Ant-Man and the Wasp

Marvel films have enjoyed an unprecedented run at the box office--nineteen movies, nineteen his. Ant-Man and the Wasp, the twentieth film in the series, was also a hit, and got some good reviews. But I found it lacking, and close to the bottom of the list, perhaps only slightly better than Iron Man 2.

The first Ant-Man was pretty good, but this one suffers from a bad script, credited to five writers, including star Paul Rudd. The film attempts to be comic, but most of the humor falls flat, and they've made Rudd's character Scott Lang a complete dope.

Picking up from the end of Captain America: Civil War, Rudd is in house arrest for participating in the superhero brawl in Germany. He's very serious about obeying the law, because he doesn't want to go back to prison. Hank Pym (Michael Douglas) and his daughter Hope (Evangeline Lilly) are fugitives from the law. They hate Rudd for exposing Douglas' technology to the world.

Things change when Rudd has a dream and finds himself psychically intertwined with Douglas' wife (Michelle Pfeiffer) who shrunk so small she went to the "quantum realm" and couldn't come back. Douglas has been working on technology that could take him to her, and Rudd is the link.

Meanwhile, two adversaries want that technology (amusingly, Douglas can shrink his lab to suitcase size, but wouldn't all the furniture get knocked around?)--a woman called Ghost (Hannah John-Kamen), who wears what looks like a white hazmat suit and can pass through solid walls, and a sleazy dealer in black market technology (Walton Goggins).

So Rudd and Lilly, who is the Wasp of the title, fight off their foes so Pfeiffer can be found (a few unanswered questions--what did she eat? How did she go to the bathroom?) Some of the action scenes are quite good, especially when Lilly kicks ass, and a couple of car chases (in one, Rudd increases in size and uses a flat bed truck like a scooter).

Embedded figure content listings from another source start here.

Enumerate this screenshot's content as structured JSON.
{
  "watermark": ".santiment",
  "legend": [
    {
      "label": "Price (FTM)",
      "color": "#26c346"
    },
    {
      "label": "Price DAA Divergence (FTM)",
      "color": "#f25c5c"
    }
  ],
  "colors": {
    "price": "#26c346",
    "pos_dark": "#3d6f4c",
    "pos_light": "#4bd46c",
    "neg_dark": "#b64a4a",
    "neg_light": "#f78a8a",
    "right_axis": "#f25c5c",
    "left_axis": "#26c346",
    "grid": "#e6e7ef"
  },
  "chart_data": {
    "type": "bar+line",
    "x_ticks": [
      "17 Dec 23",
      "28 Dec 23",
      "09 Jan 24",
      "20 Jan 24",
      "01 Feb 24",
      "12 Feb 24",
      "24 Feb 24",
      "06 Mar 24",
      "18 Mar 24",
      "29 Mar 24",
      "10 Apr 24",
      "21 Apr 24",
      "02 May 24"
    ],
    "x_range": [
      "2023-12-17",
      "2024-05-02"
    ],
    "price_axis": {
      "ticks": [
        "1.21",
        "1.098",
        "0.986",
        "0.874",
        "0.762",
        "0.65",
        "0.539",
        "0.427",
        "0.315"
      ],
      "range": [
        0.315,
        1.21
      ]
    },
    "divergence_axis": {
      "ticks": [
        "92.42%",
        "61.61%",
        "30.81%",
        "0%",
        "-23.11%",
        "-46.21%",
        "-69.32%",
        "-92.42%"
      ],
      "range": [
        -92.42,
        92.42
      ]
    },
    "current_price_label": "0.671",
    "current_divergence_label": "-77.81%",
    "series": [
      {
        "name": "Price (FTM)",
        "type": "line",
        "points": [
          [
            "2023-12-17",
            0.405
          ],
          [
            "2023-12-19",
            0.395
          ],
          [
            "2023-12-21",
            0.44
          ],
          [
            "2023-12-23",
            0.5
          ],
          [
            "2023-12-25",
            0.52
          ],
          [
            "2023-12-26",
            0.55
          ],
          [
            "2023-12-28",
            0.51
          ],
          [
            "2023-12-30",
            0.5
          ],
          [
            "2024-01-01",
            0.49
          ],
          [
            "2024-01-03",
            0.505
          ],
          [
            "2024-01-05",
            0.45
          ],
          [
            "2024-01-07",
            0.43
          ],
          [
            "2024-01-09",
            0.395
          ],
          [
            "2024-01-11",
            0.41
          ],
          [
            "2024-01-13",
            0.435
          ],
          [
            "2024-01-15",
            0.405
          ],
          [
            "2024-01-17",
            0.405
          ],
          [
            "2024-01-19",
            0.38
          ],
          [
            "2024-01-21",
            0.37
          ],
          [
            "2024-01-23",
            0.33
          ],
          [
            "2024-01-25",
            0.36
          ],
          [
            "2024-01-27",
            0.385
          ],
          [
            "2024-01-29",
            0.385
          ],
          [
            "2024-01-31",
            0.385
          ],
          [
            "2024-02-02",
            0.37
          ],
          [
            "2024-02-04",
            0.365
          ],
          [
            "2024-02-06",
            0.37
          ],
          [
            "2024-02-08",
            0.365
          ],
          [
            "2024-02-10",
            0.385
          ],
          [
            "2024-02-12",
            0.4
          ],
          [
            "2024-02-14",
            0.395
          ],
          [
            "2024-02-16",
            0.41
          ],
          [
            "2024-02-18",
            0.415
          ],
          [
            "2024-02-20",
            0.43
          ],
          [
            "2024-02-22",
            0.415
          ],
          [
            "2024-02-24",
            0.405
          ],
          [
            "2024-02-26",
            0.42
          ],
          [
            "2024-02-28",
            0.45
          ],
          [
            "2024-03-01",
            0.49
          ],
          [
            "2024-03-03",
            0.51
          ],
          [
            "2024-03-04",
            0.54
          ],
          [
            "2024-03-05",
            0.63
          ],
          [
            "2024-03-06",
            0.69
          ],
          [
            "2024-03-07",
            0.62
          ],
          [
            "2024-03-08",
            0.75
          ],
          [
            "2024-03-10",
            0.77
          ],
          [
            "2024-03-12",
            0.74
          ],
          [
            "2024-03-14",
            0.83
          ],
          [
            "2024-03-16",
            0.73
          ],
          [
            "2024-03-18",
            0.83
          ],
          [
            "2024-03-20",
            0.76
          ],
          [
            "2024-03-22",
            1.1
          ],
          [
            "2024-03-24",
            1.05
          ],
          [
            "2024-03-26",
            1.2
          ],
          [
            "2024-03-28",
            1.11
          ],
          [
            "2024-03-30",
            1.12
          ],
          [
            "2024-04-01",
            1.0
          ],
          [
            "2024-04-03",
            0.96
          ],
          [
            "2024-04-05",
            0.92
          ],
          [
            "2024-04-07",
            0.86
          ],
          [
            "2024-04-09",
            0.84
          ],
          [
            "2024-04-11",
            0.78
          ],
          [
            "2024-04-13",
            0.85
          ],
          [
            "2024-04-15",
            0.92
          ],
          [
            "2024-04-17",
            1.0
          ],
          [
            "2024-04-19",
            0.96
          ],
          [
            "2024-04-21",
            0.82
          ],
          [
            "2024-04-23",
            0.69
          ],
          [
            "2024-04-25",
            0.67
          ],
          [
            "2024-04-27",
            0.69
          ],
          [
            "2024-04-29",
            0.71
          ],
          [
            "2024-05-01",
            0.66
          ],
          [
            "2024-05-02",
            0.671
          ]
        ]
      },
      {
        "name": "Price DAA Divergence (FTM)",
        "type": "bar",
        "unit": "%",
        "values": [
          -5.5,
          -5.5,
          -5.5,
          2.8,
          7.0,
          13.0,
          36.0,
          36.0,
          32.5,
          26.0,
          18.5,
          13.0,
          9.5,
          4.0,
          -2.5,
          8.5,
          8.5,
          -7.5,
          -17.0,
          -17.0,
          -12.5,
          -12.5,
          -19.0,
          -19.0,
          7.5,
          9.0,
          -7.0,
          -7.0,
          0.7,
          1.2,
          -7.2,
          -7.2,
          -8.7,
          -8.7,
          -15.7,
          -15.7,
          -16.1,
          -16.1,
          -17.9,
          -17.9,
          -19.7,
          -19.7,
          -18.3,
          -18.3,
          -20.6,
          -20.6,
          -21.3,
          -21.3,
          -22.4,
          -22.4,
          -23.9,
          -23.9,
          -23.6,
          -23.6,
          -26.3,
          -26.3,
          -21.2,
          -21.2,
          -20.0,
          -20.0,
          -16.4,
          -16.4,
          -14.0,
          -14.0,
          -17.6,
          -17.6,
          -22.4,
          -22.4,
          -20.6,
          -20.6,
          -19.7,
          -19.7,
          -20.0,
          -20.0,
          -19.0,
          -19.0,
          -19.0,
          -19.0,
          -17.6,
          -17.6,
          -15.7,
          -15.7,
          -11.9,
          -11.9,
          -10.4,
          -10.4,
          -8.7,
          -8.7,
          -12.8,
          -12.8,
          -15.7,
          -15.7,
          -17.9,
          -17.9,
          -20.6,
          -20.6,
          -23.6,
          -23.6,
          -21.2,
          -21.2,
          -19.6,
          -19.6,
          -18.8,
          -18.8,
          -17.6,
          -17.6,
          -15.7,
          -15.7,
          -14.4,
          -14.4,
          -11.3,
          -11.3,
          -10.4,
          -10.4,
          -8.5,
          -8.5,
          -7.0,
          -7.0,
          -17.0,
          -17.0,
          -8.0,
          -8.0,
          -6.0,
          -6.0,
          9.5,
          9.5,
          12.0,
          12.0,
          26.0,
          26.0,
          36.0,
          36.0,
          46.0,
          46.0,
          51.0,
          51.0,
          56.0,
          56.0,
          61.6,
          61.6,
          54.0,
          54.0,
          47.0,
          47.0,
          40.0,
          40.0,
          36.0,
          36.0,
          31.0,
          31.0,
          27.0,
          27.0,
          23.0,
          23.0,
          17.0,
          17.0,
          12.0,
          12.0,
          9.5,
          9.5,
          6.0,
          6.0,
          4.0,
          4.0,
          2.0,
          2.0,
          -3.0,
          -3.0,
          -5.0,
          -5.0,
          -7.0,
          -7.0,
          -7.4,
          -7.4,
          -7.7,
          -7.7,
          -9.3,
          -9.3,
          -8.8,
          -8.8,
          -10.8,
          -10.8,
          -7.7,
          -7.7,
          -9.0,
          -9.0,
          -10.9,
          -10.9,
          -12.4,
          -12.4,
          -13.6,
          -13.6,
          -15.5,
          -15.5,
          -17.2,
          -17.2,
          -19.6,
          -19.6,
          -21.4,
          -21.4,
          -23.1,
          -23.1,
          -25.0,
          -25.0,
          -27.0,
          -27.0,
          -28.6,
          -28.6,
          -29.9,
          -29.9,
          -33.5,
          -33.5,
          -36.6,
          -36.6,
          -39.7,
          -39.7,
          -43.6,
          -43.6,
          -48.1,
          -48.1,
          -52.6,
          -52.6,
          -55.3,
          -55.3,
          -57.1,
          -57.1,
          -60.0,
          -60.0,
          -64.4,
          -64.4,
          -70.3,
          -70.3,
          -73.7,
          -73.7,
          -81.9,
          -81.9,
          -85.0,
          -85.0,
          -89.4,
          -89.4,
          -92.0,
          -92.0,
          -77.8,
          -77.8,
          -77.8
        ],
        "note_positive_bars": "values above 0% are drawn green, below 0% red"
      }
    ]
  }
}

But overall, the film is too silly and insubstantial to be enjoyed. In addition to making Rudd completely stupid, Douglas overacts mercilessly. There's lots of phony scientific jargon--"maybe the vectors are off!" "We checked them a million times!" that are one of the weaker parts of comic books, and the film has trouble balancing the comedic aspects with the more serious overtones (Ghost is dying, and needs the technology to live).

The film tries very hard to be funny, subjecting a good actor, Michael Pena, to serve as the buffoon. There is a bit in which he and some thugs argue whether there's such a thing as truth serum, which goes nowhere. So does a scene in which Rudd is tied up and held prisoner but gets a cell phone call from his daughter.

Occasionally the film hits a right note, such as including a clip from the film Them! (the greatest giant ant film of all time), or when Lilly, during a car chase, enlarges a Hello Kitty Pez dispenser. I also liked when a character shrinks down so small that tardigrades, an amazing animal, seem like the size of elephants. These moments are too few and far between.